In today's edition of Short Order Reviews, we take a look at a Creole-Italian classic, one of the Marigny's most popular restaurants, and the creator of the New Orleans style steak served sizzling in butter.
Tommy's - Tommy's has always offered impeccable service, and this night was no different. But even though this was a group dinner for about 40 people, I was quite disappointed with the food. Everyone began with a trio of baked oysters, all of which were overcooked (although that is not surprising during simultaneous service for such a large group). The Oysters Tommy was the best by far – baked with romano cheese, roasted red pepper, and pancetta. The Bienvilles and Rockefellers were poor, withered examples of what a baked oyster should be. The salad course was forgettable.
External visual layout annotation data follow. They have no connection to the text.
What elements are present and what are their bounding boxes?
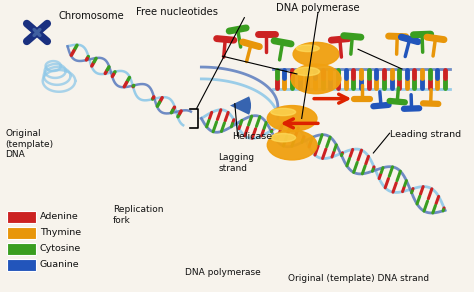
Text: Helicase: Helicase [232, 133, 272, 141]
Text: Chromosome: Chromosome [59, 11, 124, 21]
Text: Original
(template)
DNA: Original (template) DNA [5, 129, 54, 159]
Text: Adenine: Adenine [40, 212, 79, 221]
FancyBboxPatch shape [8, 259, 36, 271]
FancyBboxPatch shape [8, 211, 36, 223]
Text: DNA polymerase: DNA polymerase [185, 268, 261, 277]
Ellipse shape [271, 108, 296, 116]
Text: Guanine: Guanine [40, 260, 80, 269]
Ellipse shape [295, 67, 319, 76]
Text: Cytosine: Cytosine [40, 244, 81, 253]
Ellipse shape [291, 64, 341, 94]
Wedge shape [230, 96, 251, 115]
Ellipse shape [267, 106, 317, 131]
Ellipse shape [271, 133, 296, 142]
Text: Thymine: Thymine [40, 228, 81, 237]
Ellipse shape [293, 42, 339, 66]
Text: Replication
fork: Replication fork [113, 205, 164, 225]
Ellipse shape [267, 130, 317, 160]
Text: Lagging
strand: Lagging strand [218, 153, 254, 173]
Text: DNA polymerase: DNA polymerase [276, 3, 360, 13]
FancyBboxPatch shape [8, 227, 36, 239]
Text: Free nucleotides: Free nucleotides [137, 7, 219, 17]
Text: Leading strand: Leading strand [390, 130, 461, 139]
Ellipse shape [296, 45, 319, 52]
FancyBboxPatch shape [8, 243, 36, 255]
Text: Original (template) DNA strand: Original (template) DNA strand [288, 274, 429, 283]
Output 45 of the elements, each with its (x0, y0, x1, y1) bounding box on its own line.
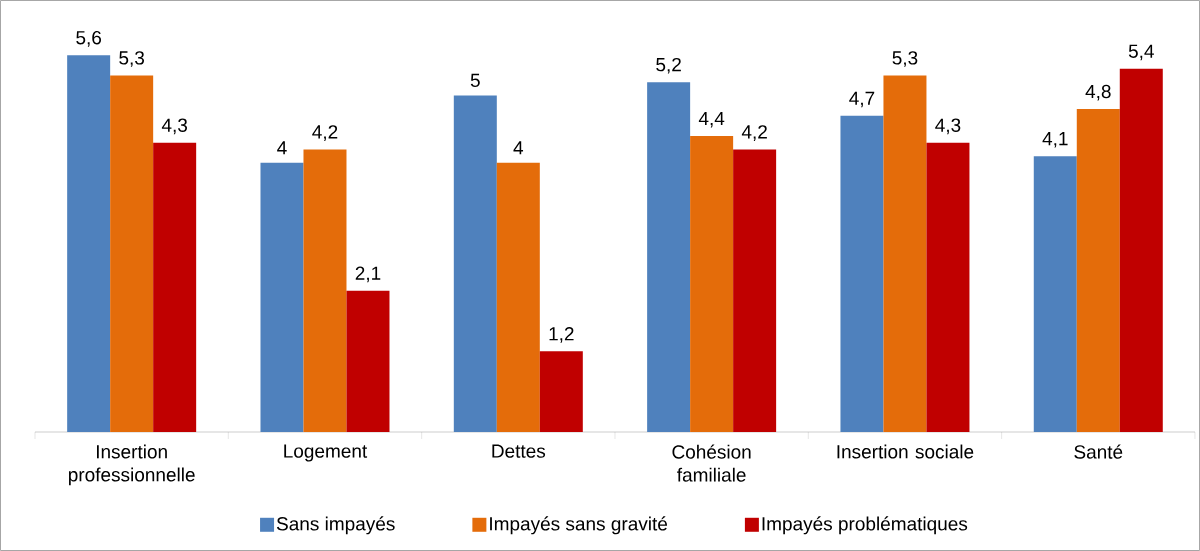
bar (690, 135, 734, 432)
bar (346, 290, 390, 432)
data-label: 5,6 (76, 30, 102, 47)
bar (303, 149, 347, 432)
data-label: 4,2 (741, 125, 767, 141)
legend-label: Sans impayés (276, 516, 395, 535)
legend-label: Impayés problématiques (762, 516, 968, 535)
bar (1076, 109, 1120, 432)
data-label: 4,3 (161, 118, 188, 135)
bar (733, 149, 777, 432)
data-label: 2,1 (355, 266, 381, 283)
data-label: 4 (277, 141, 287, 155)
data-label: 4,8 (1085, 84, 1111, 101)
data-label: 5,4 (1128, 44, 1154, 61)
data-label: 4,1 (1042, 132, 1068, 148)
bar (840, 115, 884, 432)
x-tick-label: Santé (1074, 444, 1123, 459)
bar (1033, 156, 1077, 432)
bar (67, 55, 111, 432)
data-label: 4,2 (312, 125, 338, 141)
x-tick-label: Dettes (492, 444, 546, 458)
bar (453, 95, 497, 432)
data-label: 5,3 (892, 51, 918, 67)
bar (539, 351, 583, 432)
data-label: 4 (513, 141, 524, 155)
data-label: 5,3 (119, 51, 145, 67)
data-label: 4,4 (698, 111, 725, 128)
bar (883, 75, 927, 432)
bar (1119, 68, 1163, 432)
legend-label: Impayés sans gravité (490, 516, 668, 535)
data-label: 5,2 (656, 57, 681, 74)
x-tick-label: Cohésion familiale (672, 444, 751, 482)
data-label: 4,3 (935, 118, 961, 135)
data-label: 4,7 (849, 91, 875, 108)
data-label: 1,2 (549, 327, 574, 343)
bar (647, 82, 691, 432)
bar (496, 162, 540, 432)
bar (110, 75, 154, 432)
bar (153, 142, 197, 432)
x-tick-label: Logement (284, 444, 368, 462)
bar (926, 142, 970, 432)
data-label: 5 (470, 73, 480, 88)
x-tick-label: Insertion professionnelle (68, 444, 195, 486)
x-tick-label: Insertion sociale (837, 444, 974, 459)
bar (260, 162, 304, 432)
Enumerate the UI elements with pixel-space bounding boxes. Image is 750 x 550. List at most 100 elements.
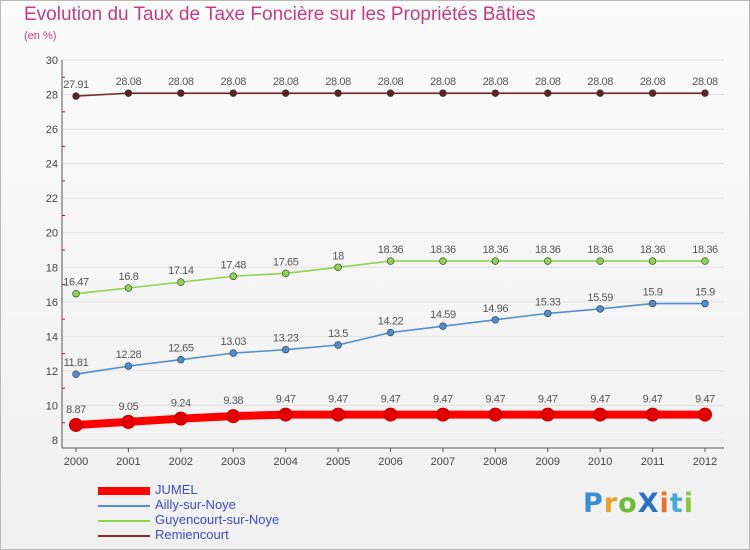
data-label: 9.24 xyxy=(171,398,191,410)
data-point xyxy=(593,407,608,422)
x-tick-label: 2002 xyxy=(169,456,193,468)
legend-label: Guyencourt-sur-Noye xyxy=(155,512,280,527)
y-tick-label: 30 xyxy=(46,55,58,67)
data-point xyxy=(229,272,237,280)
data-point xyxy=(386,257,395,265)
y-tick-label: 16 xyxy=(46,297,58,309)
data-point xyxy=(701,89,709,97)
data-point xyxy=(72,290,80,298)
data-point xyxy=(701,257,709,265)
data-point xyxy=(386,328,395,337)
logo-letter: r xyxy=(603,488,619,519)
logo-letter: i xyxy=(659,488,670,519)
data-label: 9.47 xyxy=(381,394,401,406)
y-tick-label: 18 xyxy=(46,262,58,274)
data-label: 9.47 xyxy=(485,394,505,406)
x-tick-label: 2009 xyxy=(536,456,560,468)
data-label: 16.8 xyxy=(119,271,139,283)
data-label: 9.47 xyxy=(695,394,715,406)
x-tick-label: 2006 xyxy=(378,456,402,468)
data-point xyxy=(544,257,552,265)
data-label: 9.47 xyxy=(276,394,296,406)
data-point xyxy=(491,316,500,324)
data-point xyxy=(488,407,503,422)
data-point xyxy=(439,322,447,330)
data-point xyxy=(334,263,342,271)
data-point xyxy=(701,299,709,308)
data-label: 28.08 xyxy=(220,76,246,88)
data-label: 18.36 xyxy=(587,244,613,256)
data-label: 9.47 xyxy=(590,394,610,406)
data-point xyxy=(648,257,657,265)
y-tick-label: 20 xyxy=(46,228,58,240)
data-point xyxy=(439,257,447,265)
data-point xyxy=(439,89,447,97)
data-point xyxy=(281,345,290,354)
data-label: 15.33 xyxy=(535,296,561,308)
data-label: 15.59 xyxy=(587,292,613,304)
data-point xyxy=(334,89,342,97)
data-point xyxy=(596,305,604,313)
logo-letter: P xyxy=(583,488,604,519)
data-label: 18.36 xyxy=(483,244,509,256)
data-point xyxy=(435,407,450,422)
x-tick-label: 2012 xyxy=(693,456,717,468)
data-label: 27.91 xyxy=(63,79,89,91)
legend-swatch xyxy=(98,535,150,537)
y-tick-label: 26 xyxy=(46,124,58,136)
data-point xyxy=(648,89,657,97)
y-tick-label: 8 xyxy=(52,435,58,447)
x-tick-label: 2007 xyxy=(431,456,455,468)
data-label: 17.65 xyxy=(273,256,299,268)
data-point xyxy=(491,257,500,265)
data-label: 15.9 xyxy=(643,287,663,299)
series-line xyxy=(75,302,706,375)
y-tick-label: 14 xyxy=(46,331,58,343)
data-label: 12.28 xyxy=(116,349,142,361)
data-label: 9.47 xyxy=(643,394,663,406)
y-tick-label: 10 xyxy=(46,400,58,412)
data-point xyxy=(596,89,604,97)
data-point xyxy=(645,407,660,422)
data-point xyxy=(540,407,555,422)
data-label: 14.22 xyxy=(378,316,404,328)
proxiti-logo: ProXiti xyxy=(583,488,694,519)
data-label: 9.38 xyxy=(223,395,243,407)
data-label: 18.36 xyxy=(640,244,666,256)
data-point xyxy=(124,362,133,370)
y-tick-label: 22 xyxy=(46,193,58,205)
data-point xyxy=(544,89,552,97)
x-tick-label: 2003 xyxy=(221,456,245,468)
data-point xyxy=(281,269,290,278)
x-tick-label: 2008 xyxy=(483,456,507,468)
logo-letter: t xyxy=(669,488,684,519)
data-point xyxy=(177,278,185,286)
data-label: 28.08 xyxy=(535,76,561,88)
data-label: 18.36 xyxy=(692,244,718,256)
x-tick-label: 2010 xyxy=(588,456,612,468)
data-label: 13.5 xyxy=(328,328,348,340)
data-point xyxy=(648,299,657,308)
data-point xyxy=(281,89,290,97)
data-label: 28.08 xyxy=(692,76,718,88)
data-label: 12.65 xyxy=(168,343,194,355)
data-label: 8.87 xyxy=(66,404,86,416)
legend-label: Ailly-sur-Noye xyxy=(155,497,236,512)
x-tick-label: 2001 xyxy=(116,456,140,468)
data-point xyxy=(278,407,293,422)
data-point xyxy=(698,407,712,422)
data-label: 9.47 xyxy=(538,394,558,406)
x-tick-label: 2000 xyxy=(64,456,88,468)
data-point xyxy=(177,89,185,97)
data-label: 9.47 xyxy=(433,394,453,406)
data-label: 28.08 xyxy=(116,76,142,88)
data-label: 18.36 xyxy=(378,244,404,256)
data-label: 28.08 xyxy=(378,76,404,88)
y-tick-label: 12 xyxy=(46,366,58,378)
data-label: 28.08 xyxy=(587,76,613,88)
series-jumel: 8.87 9.05 9.24 9.38 9.47 9.47 9.47 9.47 9.47 9.47… xyxy=(66,394,716,432)
data-point xyxy=(386,89,395,97)
data-point xyxy=(124,284,133,292)
data-point xyxy=(383,407,398,422)
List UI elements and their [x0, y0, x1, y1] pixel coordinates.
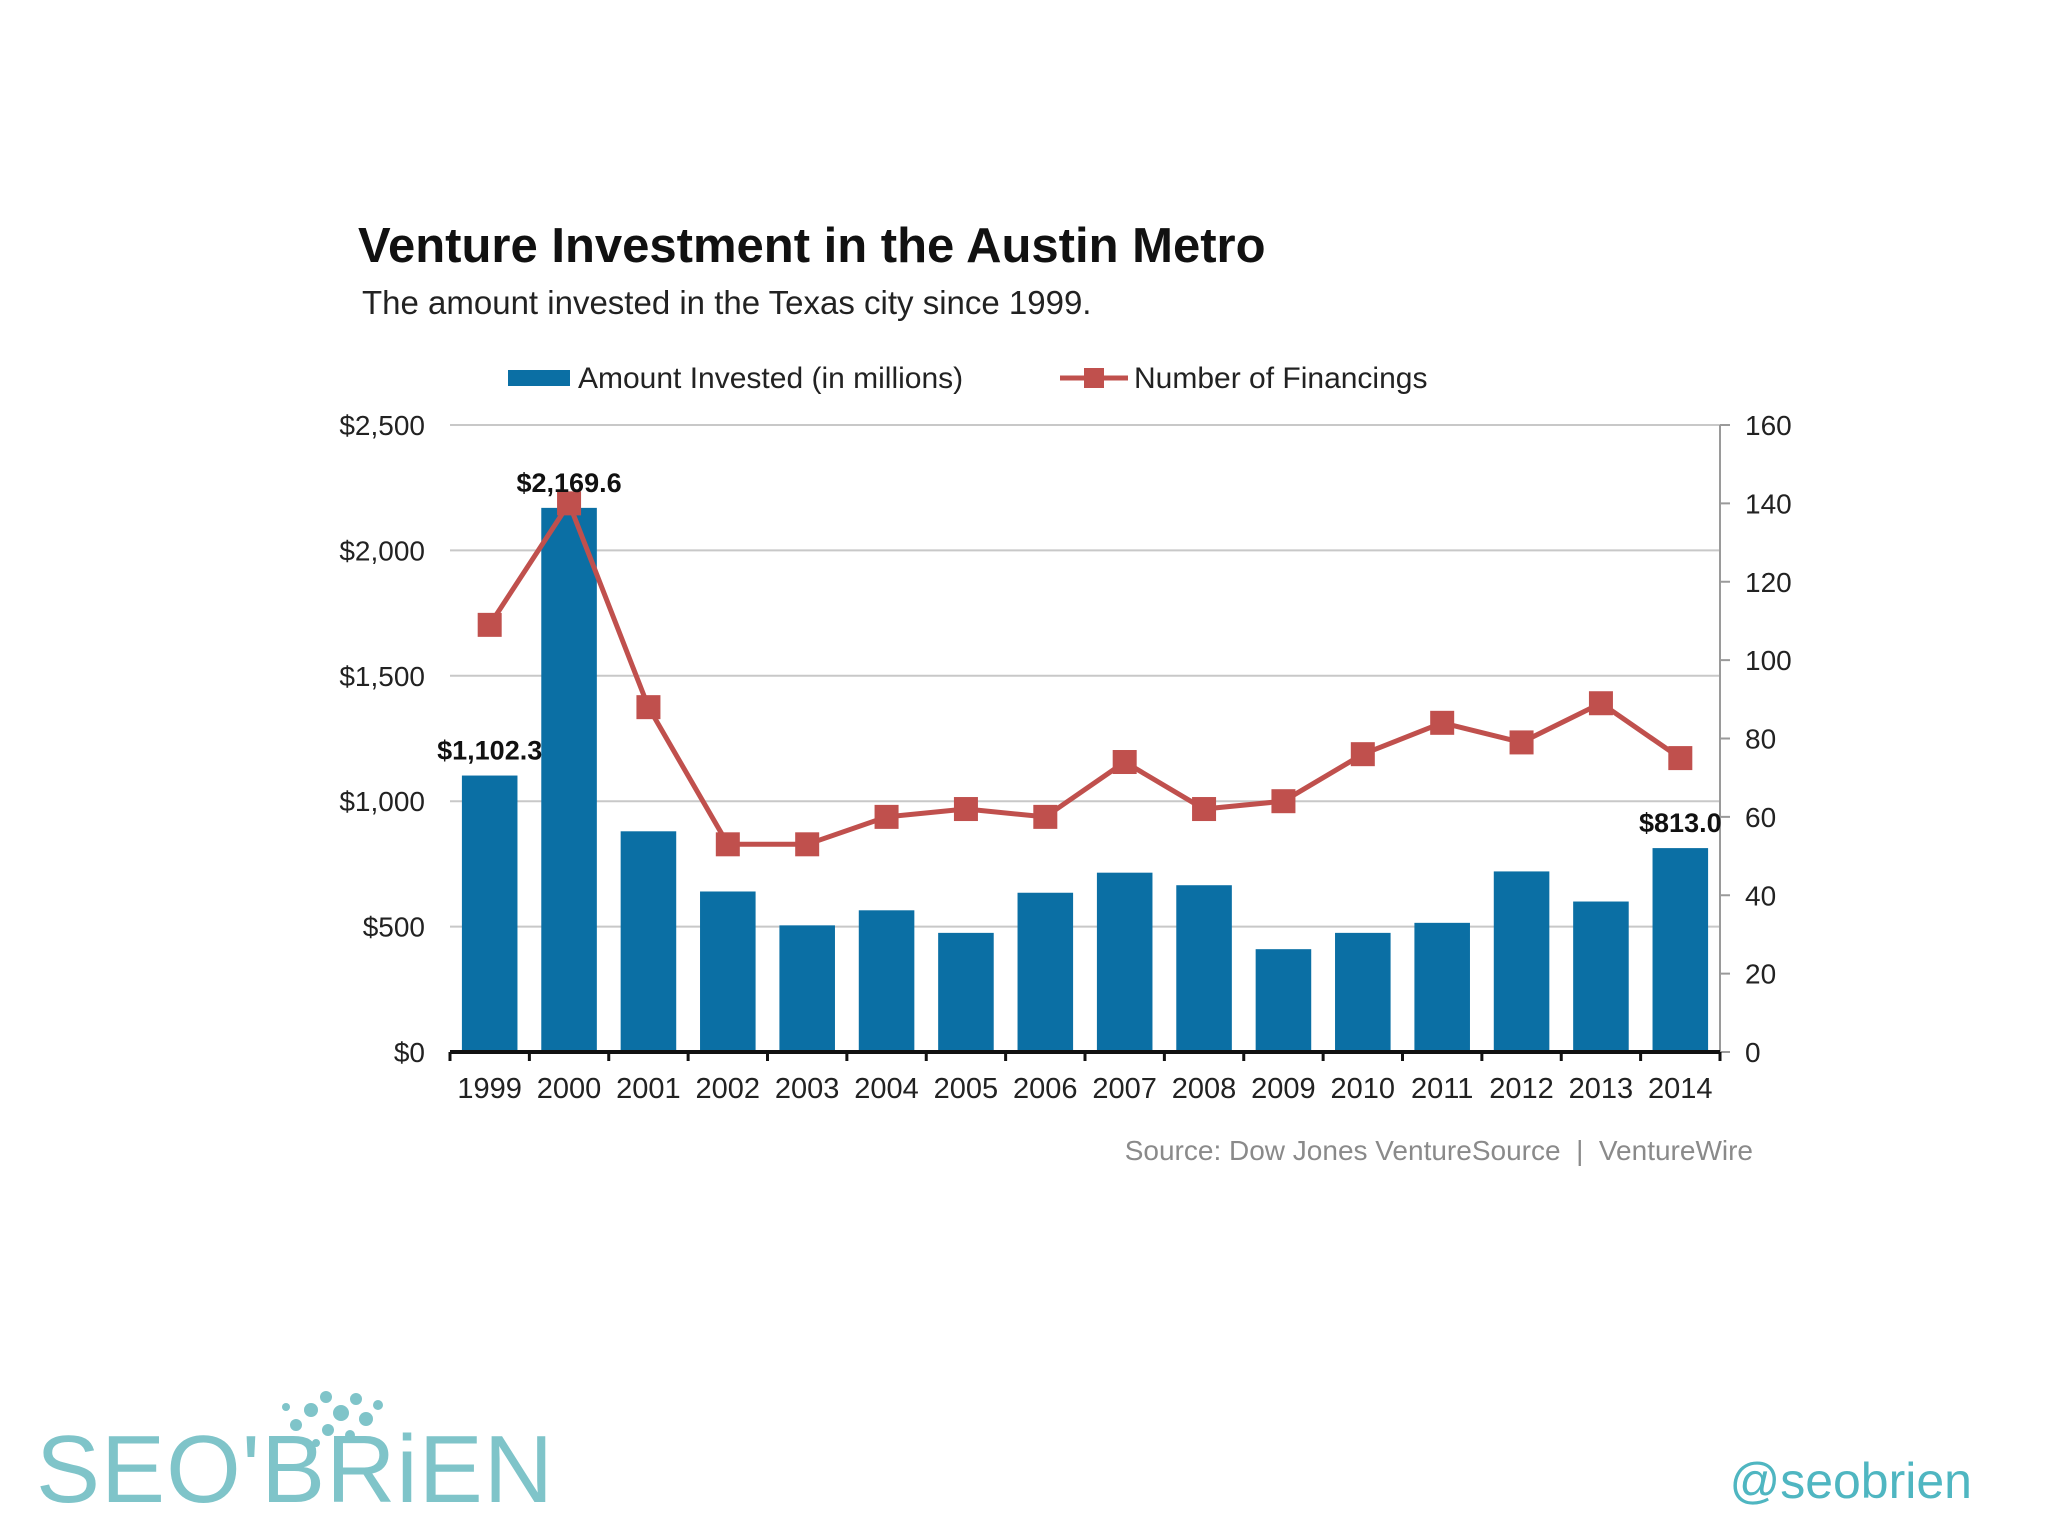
line-series [477, 491, 1693, 857]
line-marker [557, 491, 582, 516]
x-tick-label: 2009 [1251, 1073, 1316, 1105]
line-marker [1350, 742, 1375, 767]
line-marker [1271, 789, 1296, 814]
y-right-tick-label: 120 [1745, 567, 1792, 598]
twitter-handle: @seobrien [1729, 1453, 1972, 1509]
seobrien-logo: SEO'BRiEN [36, 1385, 553, 1523]
line-marker [1430, 710, 1455, 735]
x-tick-label: 2003 [775, 1073, 840, 1105]
source-note: Source: Dow Jones VentureSource | Ventur… [1125, 1135, 1753, 1166]
line-marker [477, 612, 502, 637]
y-right-tick-label: 60 [1745, 802, 1776, 833]
bar [1414, 922, 1470, 1052]
x-tick-label: 2007 [1092, 1073, 1157, 1105]
x-tick-label: 2008 [1172, 1073, 1237, 1105]
y-right-tick-label: 160 [1745, 410, 1792, 441]
line-marker [1192, 797, 1217, 822]
bar [1096, 872, 1153, 1052]
bar [1573, 901, 1629, 1052]
financings-line [487, 500, 1682, 847]
bar [1017, 892, 1074, 1052]
x-tick-label: 2001 [616, 1073, 681, 1105]
line-marker [874, 804, 899, 829]
y-axis-right: 0 20 40 60 80 100 120 140 160 [1719, 410, 1792, 1068]
chart-title: Venture Investment in the Austin Metro [358, 219, 1266, 273]
y-left-tick-label: $500 [363, 912, 425, 943]
tree-icon [282, 1391, 383, 1447]
legend: Amount Invested (in millions) Number of … [508, 362, 1427, 395]
x-tick-label: 2012 [1489, 1073, 1554, 1105]
logo-wordmark: SEO'BRiEN [36, 1416, 555, 1523]
y-right-tick-label: 80 [1745, 724, 1776, 755]
line-marker [636, 695, 661, 720]
x-tick-label: 1999 [457, 1073, 522, 1105]
y-left-tick-label: $2,000 [339, 535, 425, 566]
x-tick-label: 2014 [1648, 1073, 1713, 1105]
bar [1176, 885, 1232, 1052]
y-left-tick-label: $1,000 [339, 786, 425, 817]
y-left-tick-label: $2,500 [339, 410, 425, 441]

For entrees, we had two choices: an overcooked filet or Veal Sorrentina which just looked sad on the plate with its taut blanket of mozzarella protecting a rubbery piece of veal layered with prosciutto and eggplant all sitting in a pool of tepid mushroom marsala. Meanwhile, I filled up on an entire loaf of the complimentary braided sesame loaf on the table. Not a good sign. Bogey.
Sukho Thai - The Marigny location was slammed on a recent Saturday night, and although our appetizers came out quickly, the kitchen was running slow when it came to expediting the entrees, as was the front of the house with regard to getting the check to the table. We decided to break away from our usual orders and try a few new dishes. We started with the "special" dumplings, whose filling tasted identical to that in a classic pot sticker, but the presentation was open faced and upright. Nothing extraordinary about those. The Drunken Noodles were less than impressive, with a cloyingly sweet sauce and a ddisproportionate chicken/noodle to vegetable ratio. The Folk Singer was equally disappointed with her Bathing Rama, which included overcooked beef and a mild, bland peanut sauce. Next time we will stick to Dirty Noodles and Panang Duck Curry. Bogey.
Crescent City Steakhouse - A men's dinner was called to order recently, and what better place to hold court than the steakhouse who invented the signature New Orleans style steak served sizzling in butter. The charm of Crescent City Steakhouse is in its longevity and timelessness. This place has character. From the waitresses who can be heard singing along to the tunes playing from the classic jukebox to Quint Davis waltzing in like he owns the place and then disappearing into one of the curtained booths. Start with the garlic bread and fantastic onion rings, but skip the Crescent City Martini, which leans a little too far on the sweet side. Our table shared a a mammoth porterhouse for 3 which is carved up by the kitchen and left attached to the bone. It's neither the most tender nor the most flavorful cut of beef, but it's good eating. The sides were another story. Spinach au gratin tasted like uncooked flour and the mushrooms were sadly underseasoned. We finished with a Z pie for dessert, of course, a homely combination of vanilla ice cream and whipped cream in a chocolate cookie crust. For those of you who like to say farewell to Mardi Gras with a juicy steak, remember that Crescent City opens at 10:00am on Fat Tuesday. Food: Par. Ambience: Birdie.